Nor did that mine peter out. It was good for two days a week, because it was an ideal ruffed grouse ground, and the solemn woods all about held unnumbered birds in nearly absolute safety. The keenest of men and the truest of guns could do little in the heavy standing timber. Your grouse, in such a range, has a nasty habit of whisking behind the first convenient trunk and then keeping that trunk between himself and the gun until he has whizzed past the danger zone.
I tried the woods a few times, only to win vexation of spirit and almost deadly doses of disappointment. There is no fun in filling tree trunks full of shot, and the birds almost invariably treed a couple of hundred yards away. To follow these, to crane one’s neck till it hurt, to finally detect a bird sitting bolt upright upon some lofty limb and to deliberately pot the said bird on its perch, was at best a stupid performance.
And there is another form of grouse shooting for which I confess a weakness. This is still-hunting, or trailing the birds on the snow. I’m afraid that sportsmen who scoff at this hardly understand the game. There is much more in it than meets the ordinary eye. You, of course, use no dog. When a new snow falls, the woods are like so much clean paper, and the furry and feathered folk are so many unintentional scribblers. To the man who knows, the scribbling is easy and most interesting reading. Here a woodmouse dotted along, dragging his tapered tail; yonder a hare passed at speed, scared by the red rascal that made these dog-like tracks. Small triangles show where squirrels have traveled from nest to storehouse, and larger triangles betray where the cottontails held conference till a soundless-winged owl broke up the meeting. Nor did it adjourn sine die—for one fat unfortunate died where you see that big mark. Alongside a log, in at a knothole, through the hollow and out at the end, run queer small prints in pairs. A snaky, white weasel left that sign and, if you carefully followed it, ’twould lead to the scene of a tragedy. By the stream are larger reproductions of these prints, where the mink has trailed the night long on murderous quest.

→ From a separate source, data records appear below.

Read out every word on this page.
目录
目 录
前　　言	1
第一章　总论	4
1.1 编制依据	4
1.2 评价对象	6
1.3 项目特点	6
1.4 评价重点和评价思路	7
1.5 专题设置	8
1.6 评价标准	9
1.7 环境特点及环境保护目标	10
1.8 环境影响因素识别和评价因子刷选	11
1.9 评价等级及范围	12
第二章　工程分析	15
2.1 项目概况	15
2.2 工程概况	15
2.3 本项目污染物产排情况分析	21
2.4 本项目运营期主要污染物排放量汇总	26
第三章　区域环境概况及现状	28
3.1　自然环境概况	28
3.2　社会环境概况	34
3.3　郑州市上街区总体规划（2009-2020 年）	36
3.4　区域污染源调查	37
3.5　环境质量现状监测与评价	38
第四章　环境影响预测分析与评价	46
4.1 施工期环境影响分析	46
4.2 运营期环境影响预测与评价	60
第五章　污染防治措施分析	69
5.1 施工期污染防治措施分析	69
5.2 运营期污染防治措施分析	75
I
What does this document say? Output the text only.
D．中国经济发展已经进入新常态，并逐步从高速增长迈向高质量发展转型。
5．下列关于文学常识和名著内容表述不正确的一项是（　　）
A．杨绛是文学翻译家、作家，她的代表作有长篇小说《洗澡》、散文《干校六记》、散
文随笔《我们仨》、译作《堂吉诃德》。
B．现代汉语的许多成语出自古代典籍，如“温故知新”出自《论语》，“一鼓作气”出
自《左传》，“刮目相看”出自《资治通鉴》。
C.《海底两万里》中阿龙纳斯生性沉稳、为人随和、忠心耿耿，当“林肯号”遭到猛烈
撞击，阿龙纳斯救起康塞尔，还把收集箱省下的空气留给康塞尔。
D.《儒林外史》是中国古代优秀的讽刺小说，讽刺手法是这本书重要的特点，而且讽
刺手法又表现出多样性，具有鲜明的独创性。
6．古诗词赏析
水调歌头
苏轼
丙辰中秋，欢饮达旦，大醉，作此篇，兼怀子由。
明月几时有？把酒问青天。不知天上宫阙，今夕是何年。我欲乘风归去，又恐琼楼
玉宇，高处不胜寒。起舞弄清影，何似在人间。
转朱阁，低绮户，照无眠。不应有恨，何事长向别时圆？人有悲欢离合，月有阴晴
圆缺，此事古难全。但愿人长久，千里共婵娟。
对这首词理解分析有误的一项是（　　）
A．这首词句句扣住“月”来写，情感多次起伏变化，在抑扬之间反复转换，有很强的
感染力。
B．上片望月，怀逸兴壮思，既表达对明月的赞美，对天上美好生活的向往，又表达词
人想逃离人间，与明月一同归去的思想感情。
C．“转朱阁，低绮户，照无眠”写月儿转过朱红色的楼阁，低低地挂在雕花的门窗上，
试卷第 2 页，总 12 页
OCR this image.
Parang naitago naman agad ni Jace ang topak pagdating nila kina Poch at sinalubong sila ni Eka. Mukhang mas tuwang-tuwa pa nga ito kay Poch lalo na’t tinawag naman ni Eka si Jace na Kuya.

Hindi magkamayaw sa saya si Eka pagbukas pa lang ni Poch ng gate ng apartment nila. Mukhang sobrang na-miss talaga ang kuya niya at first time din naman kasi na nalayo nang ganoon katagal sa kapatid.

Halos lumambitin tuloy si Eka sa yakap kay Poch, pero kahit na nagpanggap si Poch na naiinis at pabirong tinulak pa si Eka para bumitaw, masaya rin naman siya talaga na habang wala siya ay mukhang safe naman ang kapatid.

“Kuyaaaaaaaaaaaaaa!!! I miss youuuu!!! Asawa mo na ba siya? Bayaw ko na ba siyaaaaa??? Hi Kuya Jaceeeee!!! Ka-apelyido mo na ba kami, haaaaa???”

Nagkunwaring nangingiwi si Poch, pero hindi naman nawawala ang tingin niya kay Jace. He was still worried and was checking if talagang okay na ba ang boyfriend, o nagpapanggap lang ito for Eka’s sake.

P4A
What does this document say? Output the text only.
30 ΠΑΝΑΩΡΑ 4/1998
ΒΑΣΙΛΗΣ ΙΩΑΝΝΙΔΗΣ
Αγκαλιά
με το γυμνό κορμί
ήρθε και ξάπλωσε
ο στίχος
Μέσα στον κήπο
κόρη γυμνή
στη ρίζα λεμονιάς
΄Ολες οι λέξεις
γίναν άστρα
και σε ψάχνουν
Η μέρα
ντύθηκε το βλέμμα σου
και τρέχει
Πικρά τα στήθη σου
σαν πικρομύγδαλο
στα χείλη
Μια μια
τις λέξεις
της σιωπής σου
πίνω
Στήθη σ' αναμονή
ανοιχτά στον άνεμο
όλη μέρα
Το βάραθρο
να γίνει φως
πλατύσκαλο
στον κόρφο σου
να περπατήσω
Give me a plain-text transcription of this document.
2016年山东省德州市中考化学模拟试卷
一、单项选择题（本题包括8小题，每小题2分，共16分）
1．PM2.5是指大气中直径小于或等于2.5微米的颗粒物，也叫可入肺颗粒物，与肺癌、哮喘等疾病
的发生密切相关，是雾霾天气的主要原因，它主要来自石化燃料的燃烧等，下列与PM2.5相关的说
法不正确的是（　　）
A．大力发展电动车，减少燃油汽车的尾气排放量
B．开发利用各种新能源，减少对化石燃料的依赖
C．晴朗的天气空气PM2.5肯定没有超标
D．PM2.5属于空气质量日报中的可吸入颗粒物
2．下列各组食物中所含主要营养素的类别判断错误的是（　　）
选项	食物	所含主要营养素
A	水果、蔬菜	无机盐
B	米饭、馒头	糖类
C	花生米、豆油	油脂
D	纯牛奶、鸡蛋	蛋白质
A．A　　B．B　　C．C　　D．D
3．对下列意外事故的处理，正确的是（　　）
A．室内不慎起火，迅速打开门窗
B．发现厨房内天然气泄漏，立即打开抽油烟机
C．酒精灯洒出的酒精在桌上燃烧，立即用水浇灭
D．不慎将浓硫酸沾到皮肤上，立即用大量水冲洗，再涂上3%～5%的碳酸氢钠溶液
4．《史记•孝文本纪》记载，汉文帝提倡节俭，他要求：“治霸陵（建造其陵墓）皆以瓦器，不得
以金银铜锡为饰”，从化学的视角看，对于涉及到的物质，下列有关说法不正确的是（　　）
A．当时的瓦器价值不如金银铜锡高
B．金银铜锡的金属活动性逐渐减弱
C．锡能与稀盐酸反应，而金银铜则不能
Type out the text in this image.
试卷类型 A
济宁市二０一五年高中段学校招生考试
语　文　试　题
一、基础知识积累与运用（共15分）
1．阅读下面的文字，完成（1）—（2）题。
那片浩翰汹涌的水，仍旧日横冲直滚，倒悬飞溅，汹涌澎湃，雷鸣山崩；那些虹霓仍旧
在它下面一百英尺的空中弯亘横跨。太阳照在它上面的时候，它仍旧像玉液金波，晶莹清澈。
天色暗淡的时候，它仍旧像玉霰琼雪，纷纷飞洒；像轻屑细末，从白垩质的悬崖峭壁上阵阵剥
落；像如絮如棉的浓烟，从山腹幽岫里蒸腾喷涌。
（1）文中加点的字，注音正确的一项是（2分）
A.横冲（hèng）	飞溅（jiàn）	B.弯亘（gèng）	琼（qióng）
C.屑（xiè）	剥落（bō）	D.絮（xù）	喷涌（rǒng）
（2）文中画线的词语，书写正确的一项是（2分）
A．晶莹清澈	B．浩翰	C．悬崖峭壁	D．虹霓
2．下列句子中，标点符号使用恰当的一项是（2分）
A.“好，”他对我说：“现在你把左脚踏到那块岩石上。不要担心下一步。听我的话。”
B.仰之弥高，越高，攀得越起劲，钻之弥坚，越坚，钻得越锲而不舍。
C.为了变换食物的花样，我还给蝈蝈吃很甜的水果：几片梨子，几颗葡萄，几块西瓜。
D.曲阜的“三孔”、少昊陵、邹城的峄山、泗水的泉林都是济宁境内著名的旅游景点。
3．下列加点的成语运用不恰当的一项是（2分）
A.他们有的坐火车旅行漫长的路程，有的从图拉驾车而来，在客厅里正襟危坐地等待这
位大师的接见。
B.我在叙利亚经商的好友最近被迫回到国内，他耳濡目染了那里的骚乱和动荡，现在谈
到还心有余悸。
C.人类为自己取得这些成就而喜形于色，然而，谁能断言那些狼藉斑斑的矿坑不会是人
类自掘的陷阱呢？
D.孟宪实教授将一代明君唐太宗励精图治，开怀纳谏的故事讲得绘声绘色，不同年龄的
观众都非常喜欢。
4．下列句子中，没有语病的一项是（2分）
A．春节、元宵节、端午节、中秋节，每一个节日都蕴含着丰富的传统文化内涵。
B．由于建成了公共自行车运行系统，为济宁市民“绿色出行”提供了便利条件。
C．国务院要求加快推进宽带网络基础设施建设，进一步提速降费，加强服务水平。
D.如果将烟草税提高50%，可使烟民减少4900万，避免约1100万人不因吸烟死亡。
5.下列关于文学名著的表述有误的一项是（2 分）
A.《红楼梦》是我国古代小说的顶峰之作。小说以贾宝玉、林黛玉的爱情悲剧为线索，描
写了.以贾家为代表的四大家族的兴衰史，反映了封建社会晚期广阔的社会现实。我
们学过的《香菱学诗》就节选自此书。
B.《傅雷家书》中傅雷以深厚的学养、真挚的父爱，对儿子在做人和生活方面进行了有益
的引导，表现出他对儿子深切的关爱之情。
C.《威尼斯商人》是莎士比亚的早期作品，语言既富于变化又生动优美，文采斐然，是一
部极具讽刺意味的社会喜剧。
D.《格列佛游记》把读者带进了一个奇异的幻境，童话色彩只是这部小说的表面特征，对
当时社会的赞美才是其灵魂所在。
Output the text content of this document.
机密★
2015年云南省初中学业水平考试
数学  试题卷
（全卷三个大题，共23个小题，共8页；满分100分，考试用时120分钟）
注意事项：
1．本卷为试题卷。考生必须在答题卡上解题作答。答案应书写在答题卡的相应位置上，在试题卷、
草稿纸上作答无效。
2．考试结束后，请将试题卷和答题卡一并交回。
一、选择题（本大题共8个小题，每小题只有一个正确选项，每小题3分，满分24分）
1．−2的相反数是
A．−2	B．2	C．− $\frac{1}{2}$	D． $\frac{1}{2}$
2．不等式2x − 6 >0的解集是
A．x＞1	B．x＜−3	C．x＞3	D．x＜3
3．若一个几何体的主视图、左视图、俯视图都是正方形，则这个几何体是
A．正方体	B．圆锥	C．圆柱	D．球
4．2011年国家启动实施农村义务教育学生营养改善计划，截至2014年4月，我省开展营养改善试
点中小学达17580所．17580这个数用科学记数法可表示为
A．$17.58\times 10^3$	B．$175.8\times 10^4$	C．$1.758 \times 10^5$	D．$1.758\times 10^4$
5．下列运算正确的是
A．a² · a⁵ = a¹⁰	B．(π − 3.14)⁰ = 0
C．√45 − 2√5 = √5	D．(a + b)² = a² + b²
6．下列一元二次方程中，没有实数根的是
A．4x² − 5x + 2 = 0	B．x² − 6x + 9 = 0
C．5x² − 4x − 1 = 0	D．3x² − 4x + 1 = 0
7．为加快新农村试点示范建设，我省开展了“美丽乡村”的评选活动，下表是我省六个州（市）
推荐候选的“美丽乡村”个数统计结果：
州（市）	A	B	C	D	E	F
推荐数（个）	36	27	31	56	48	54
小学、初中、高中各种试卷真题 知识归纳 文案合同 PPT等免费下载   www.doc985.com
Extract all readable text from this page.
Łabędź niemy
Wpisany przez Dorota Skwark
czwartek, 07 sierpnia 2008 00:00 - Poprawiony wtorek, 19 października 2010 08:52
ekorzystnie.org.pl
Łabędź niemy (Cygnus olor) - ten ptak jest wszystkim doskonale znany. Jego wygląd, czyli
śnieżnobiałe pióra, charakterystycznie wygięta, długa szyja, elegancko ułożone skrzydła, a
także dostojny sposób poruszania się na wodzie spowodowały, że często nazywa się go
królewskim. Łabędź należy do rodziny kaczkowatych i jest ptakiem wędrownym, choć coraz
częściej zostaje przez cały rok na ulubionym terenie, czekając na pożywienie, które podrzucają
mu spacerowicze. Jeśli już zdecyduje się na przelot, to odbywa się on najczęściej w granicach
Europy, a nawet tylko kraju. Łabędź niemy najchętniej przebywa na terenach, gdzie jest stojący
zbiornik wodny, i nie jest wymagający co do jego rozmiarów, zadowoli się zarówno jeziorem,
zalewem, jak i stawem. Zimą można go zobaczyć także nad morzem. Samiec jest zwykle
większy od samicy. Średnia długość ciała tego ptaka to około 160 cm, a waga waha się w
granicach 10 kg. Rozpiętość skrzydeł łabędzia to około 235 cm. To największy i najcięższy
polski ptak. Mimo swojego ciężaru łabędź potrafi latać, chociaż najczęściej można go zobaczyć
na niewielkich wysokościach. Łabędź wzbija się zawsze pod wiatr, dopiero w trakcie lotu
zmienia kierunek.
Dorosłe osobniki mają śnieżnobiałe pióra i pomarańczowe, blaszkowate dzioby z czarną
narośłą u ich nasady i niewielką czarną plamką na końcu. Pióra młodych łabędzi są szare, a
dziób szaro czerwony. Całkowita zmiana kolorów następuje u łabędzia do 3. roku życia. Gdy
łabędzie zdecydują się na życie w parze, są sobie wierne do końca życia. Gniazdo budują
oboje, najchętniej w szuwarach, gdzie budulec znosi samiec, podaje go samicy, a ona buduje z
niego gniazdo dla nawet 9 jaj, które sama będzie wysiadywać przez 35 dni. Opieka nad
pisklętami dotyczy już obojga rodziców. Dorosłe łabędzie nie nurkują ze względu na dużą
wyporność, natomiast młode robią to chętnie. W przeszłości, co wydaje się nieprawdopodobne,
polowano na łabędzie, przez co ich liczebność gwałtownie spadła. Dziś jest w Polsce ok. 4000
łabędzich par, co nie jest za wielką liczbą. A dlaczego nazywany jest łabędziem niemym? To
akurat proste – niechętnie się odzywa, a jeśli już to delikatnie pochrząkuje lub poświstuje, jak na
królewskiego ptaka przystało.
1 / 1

And here, amid the tan-leaved dwarf beeches, is something. Oho ! The very sight of it makes you grasp the gun tighter, and you begin to peer ahead and to breathe a bit faster. Those trim prints running yonder in true line were made by a grouse. He may be 20 yards away, or anywhere, and you follow with beating heart and tense muscles. ’Twill be a rush and a roar and a glimpse of brown, and you know it.
What’s this—the end of the track? Yes, and see yonder—Reynard was careless that time. The dainty trail ends with a few marks much farther apart and with streaks between. He ran to the takeoff.
Here is another grouse track leading to the clump of briers. Careful, now—it’s fresh as—Look! Did you not see that brown thing dart from the stump to that tuft of dried fern and brush? Steady, now! He must be right there before you and he’ll go straight away to—Whur-r-r!—almost behind you.
“Why, how the dev…?” Bang!—Bang!
Good boy! The first load’s in that maple 15 yards from your nose, but the quick second did the business. As to how the—ahem! he got almost behind you when you had seen him directly in front—that’s a way he has. He saw you as he ran and before he started to run, so he played a card which usually wins. Go get him, he’s a beauty and stone dead.
What are you breathing so fast for and why do your eyes flash? ’Twas a thriller, and you know it, and you’re prouder of that bird than you’d be of three killed over a dog.